Sue: They have trained experts who can help you with your paranoid emotions. Please make an appointment to see them immediately!

I watch the WCCO site on a regular basis, specifically to observe and rejoin the comments, and I promise you that for every non-racist comment on the site now there were five deleted by the webmasters that would make your hair fall out. I don’t know this of course, but … well, I’m certain of it. The comments are interesting because of the concern over religion-state links. The comments about process are probably just misinformed (one person asks “why not just put it up for auction” as if the deal was struck secretly between the city, the postal service, and the mosque). Overall the comments reflect what one might like to see in a community such as Plymouth, but I’m afraid the underlying conservatism and racism is stronger and more widespread than people like to assume, and we see bits and pieces of it sticking up above the water line in the video.
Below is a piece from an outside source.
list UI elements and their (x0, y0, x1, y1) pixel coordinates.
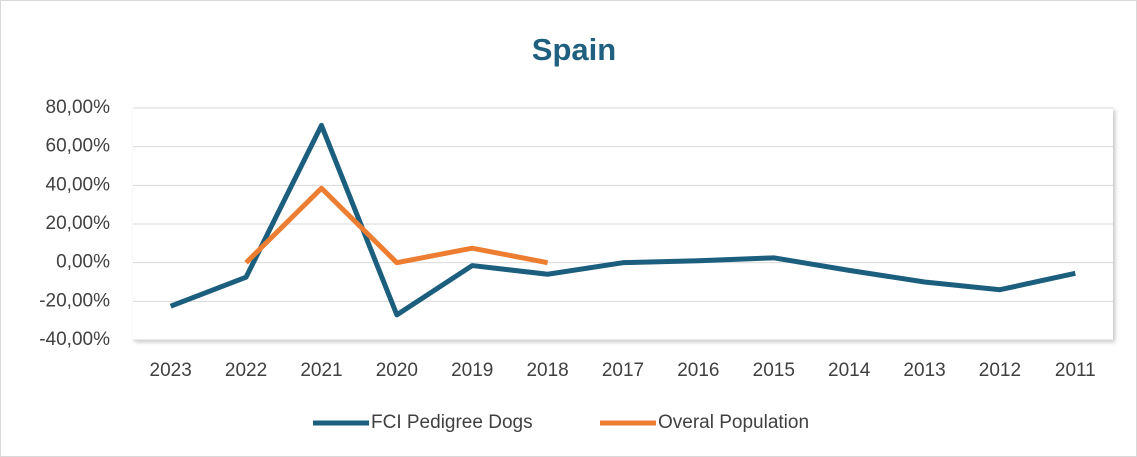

If you think I’m wrong, just watch the most current comments pop up before they are deleted. “Go away! Don’t care. Don’t like ’em. Don’t want ’em here. … Isn’t this the religion of peace? You know, the one that wants to have David Letterman’s tongue cut out because they think he is a Jew … Timothy McVeigh did not commit acts of terrorism in the name of Jesus, you total fool. … ” This is a community that had the chance to vote for a man who had the same exact politics as the Congressperson who had represented them for decades … a moderate Republican who retired … or a man who is an exact clone of Michele Bachmann. But the former was not white, of South Asian ancestry and I know people did not like this because they told me during the phone banking. Or rather, more commonly, they asked me because they were confused. “Ashwin Madia, what kind of name is that? He’s not white, is he?” They chose the Bachmann clone. The hating embarrassing yahoos you see in the video are more common than you might think. And kudos to the person running that meeting for having the moral strength and the cajoles cojones to tell them to shut up and sit down.